Selasa, 18 Juli 2017

BamSoet: Hak Angket DPR Akan Perkuat KPK



Hak Angket DPR Akan Perkuat KPK
Oleh: Bambang Soesatyo

Pada akhirnya, akan terbukti bahwa Hak Angket DPR terhadap KPK yang sedang berlangsung sekarang ini akan semakin meningkatkan reputasi dan kredibilitas KPK. Proses pelaksanaan Hak Angket yang transparan akan menunjukkan kepada publik aspek apa saja di dalam KPK yang akan dikoreksi oleh Panitia Khusus (Pansus) DPR.

Pascalibur Lebaran, semua elemen masyarakat akan kembali pada kesibukannya masing-masing. Begitu juga dengan DPR. Terhadap aktivitas parlemen, tentu saja perhatian publik masih tertuju pada pelaksanaan Hak Angket DPR atas KPK.

Seperti diketahui, sebelum memasuki libur Lebaran, isu tentang Hak Angket DPR diramaikan oleh sikap Polri yang ingin melakukan pembicaraan terlebih dahulu sebelum melaksanakan pemanggilan paksa untuk menghadirkan tersangka pemberi keterangan palsu perkara e-KTP, Miryam S Haryani. Secara terbuka Kapolri Jenderal Tito Karnavian sudah mengemukakan alasan Polri terkait pemanggilan paksa itu.
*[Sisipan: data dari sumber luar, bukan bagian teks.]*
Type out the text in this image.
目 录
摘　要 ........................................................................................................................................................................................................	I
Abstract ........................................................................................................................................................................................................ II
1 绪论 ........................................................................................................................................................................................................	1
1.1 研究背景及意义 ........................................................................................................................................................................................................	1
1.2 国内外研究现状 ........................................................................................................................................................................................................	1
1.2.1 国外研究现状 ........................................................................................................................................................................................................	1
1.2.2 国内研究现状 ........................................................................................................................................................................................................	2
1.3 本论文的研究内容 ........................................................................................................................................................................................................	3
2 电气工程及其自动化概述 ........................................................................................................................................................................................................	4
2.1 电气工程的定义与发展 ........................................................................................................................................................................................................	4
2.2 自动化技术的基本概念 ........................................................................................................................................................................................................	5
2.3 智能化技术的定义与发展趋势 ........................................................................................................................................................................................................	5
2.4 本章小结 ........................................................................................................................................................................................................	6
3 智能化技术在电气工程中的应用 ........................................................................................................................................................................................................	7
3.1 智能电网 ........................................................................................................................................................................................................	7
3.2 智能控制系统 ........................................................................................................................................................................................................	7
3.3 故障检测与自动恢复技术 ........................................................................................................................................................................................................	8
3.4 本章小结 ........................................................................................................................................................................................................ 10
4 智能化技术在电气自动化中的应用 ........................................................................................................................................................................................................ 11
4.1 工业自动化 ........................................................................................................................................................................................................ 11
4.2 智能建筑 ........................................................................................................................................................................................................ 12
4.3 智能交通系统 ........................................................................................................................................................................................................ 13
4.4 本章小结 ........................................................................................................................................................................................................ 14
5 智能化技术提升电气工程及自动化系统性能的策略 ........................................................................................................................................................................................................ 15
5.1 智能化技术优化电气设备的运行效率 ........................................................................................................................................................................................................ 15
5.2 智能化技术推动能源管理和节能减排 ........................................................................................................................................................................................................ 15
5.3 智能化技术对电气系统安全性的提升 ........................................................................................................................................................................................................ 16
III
Pansus Hak Angket DPR menghargai penjelasan Kapolri. Namun, penjelasan resmi tentu saja harus diberikan di forum Pansus. Pansus DPR dan Polri sudah sepakat untuk menggelar pertemuan di forum Hak Angket guna memperjelas duduk persoalan. Jika semua pihak mau melihat dan memahami persoalan dengan jernih dan objektif, masalah ini seharusnya tidak menimbulkan kegaduhan.

Ada pijakan konstitusi dan hukumnya ketika Pansus Hak Angket DPR meminta Polri menghadirkan Miryam. Pijakan konstitusinya adalah UUD 1945 dan pijakan hukumnya adalah Undang-undang (UU) No. 17 tahun 2014 tentang MPR, DPR, DPD, dan DPRD (UU MD3). Pasal 204 dan 205 UU MD3 mengatur dengan tegas dan jelas tata cara dan pelaksanaan pemanggilan paksa itu.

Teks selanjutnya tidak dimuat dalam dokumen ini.